Die Zeitbilder ist eine Gruppe von zehn Gedichten, in denen sich die Droste mit ihrer Gegenwart kritisch auseinandersetzt. Mit diesen Texten bezieht sie Position in den ideologischen Richtungskämpfen der Restaurationszeit. Es geht ihr allerdings weniger um die Behandlung aktueller politisch-gesellschaftlicher Probleme, vielmehr liegt ihr Interesse im Bereich der grundlegenden Fragen menschlicher Orientierung und menschlichen Verhaltens, im Bereich der Ethik des Individuums.

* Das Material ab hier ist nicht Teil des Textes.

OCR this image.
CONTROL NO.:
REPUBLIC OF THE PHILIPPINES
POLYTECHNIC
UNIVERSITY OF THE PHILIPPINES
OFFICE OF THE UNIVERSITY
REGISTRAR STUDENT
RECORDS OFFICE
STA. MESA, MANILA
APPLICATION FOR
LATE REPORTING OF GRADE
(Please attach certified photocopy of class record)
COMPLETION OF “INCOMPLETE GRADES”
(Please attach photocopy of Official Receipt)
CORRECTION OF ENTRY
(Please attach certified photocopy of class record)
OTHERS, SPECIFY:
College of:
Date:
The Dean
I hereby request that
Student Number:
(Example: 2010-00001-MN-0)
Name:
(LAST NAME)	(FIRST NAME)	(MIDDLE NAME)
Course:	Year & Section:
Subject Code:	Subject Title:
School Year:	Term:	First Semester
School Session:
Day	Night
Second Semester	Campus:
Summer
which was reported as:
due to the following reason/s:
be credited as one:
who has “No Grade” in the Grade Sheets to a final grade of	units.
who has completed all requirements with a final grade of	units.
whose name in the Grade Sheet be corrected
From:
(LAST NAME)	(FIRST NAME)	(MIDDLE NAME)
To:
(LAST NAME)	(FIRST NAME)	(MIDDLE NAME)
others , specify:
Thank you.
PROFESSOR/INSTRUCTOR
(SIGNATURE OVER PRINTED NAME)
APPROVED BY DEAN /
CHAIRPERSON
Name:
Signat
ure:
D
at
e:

Das Genre des Zeitgedichts war in der ersten Hälfte des 19. Jahrhunderts eine beliebte Form der politischen Gebrauchspoesie, das als Kampfmittel im täglichen Meinungsstreit sehr verbreitet war. Wenn die Droste diese Gattung aufgreift, bedeutet das auch eine Stellungnahme zum Schrifttum des Jungen Deutschland und den Ideen der politisch engagierten Vormärz-Dichter.

 Den größten Teil der Zeitbilder schrieb die Autorin im Meersburger Winter von Ende September 1841 bis Anfang Februar 1842. Die Gedichte Die Stadt und der Dom, Alte und neue Kinderzucht, Der Prediger und Die Verbannten entstanden nach ihrer Rückkehr nach Westfalen bis zum Mai 1843. Die exponierte Stellung der Zeitbilder zu Beginn des Gedichtbands geht auf den Vorschlag Levin Schückings zurück, der sich dadurch eine größere Aktualität erhoffte. Die Droste selbst hatte geplant, den Band durch die Gedichte Mein Beruf, Meine Todten und Katharine Schücking zu eröffnen, sich dann aber mit der Versetzung der Einleitungsgedichte in die Abteilung Gedichte vermischten Inhalts einverstanden erklärt.

 

An folgenden Stellen wurde der Text u.a. nach brieflichen Zeugnissen der Droste korrigiert:


Ungastlich oder nicht?
V. 50 lies Dem nicken ehrlich wir entgegen,
statt Dem nicken ehrlich wir entgegen.


Die Stadt und der Dom
V. 39 lies Du trügst den goldnen Schlüssel zu
statt Du trugst den goldnen Schlüssel

V. 105 lies Ob eures Babels Zinnenhaag
statt Ob eures Babels Zinnenhang

Der Prediger
V. 10 lies Wer war der Mann? - Ein Christ im ächten Gleise
statt Wer war der Mann? - Ein Geist im ächten Gleise,

An die Schriftstellerinnen in Deutschland und Frankreich
V. 48 lies Singt, aber zitternd, wie vom Weih' die Tauben
statt Singt, aber zitternd, wie vor'm Weih' die Tauben.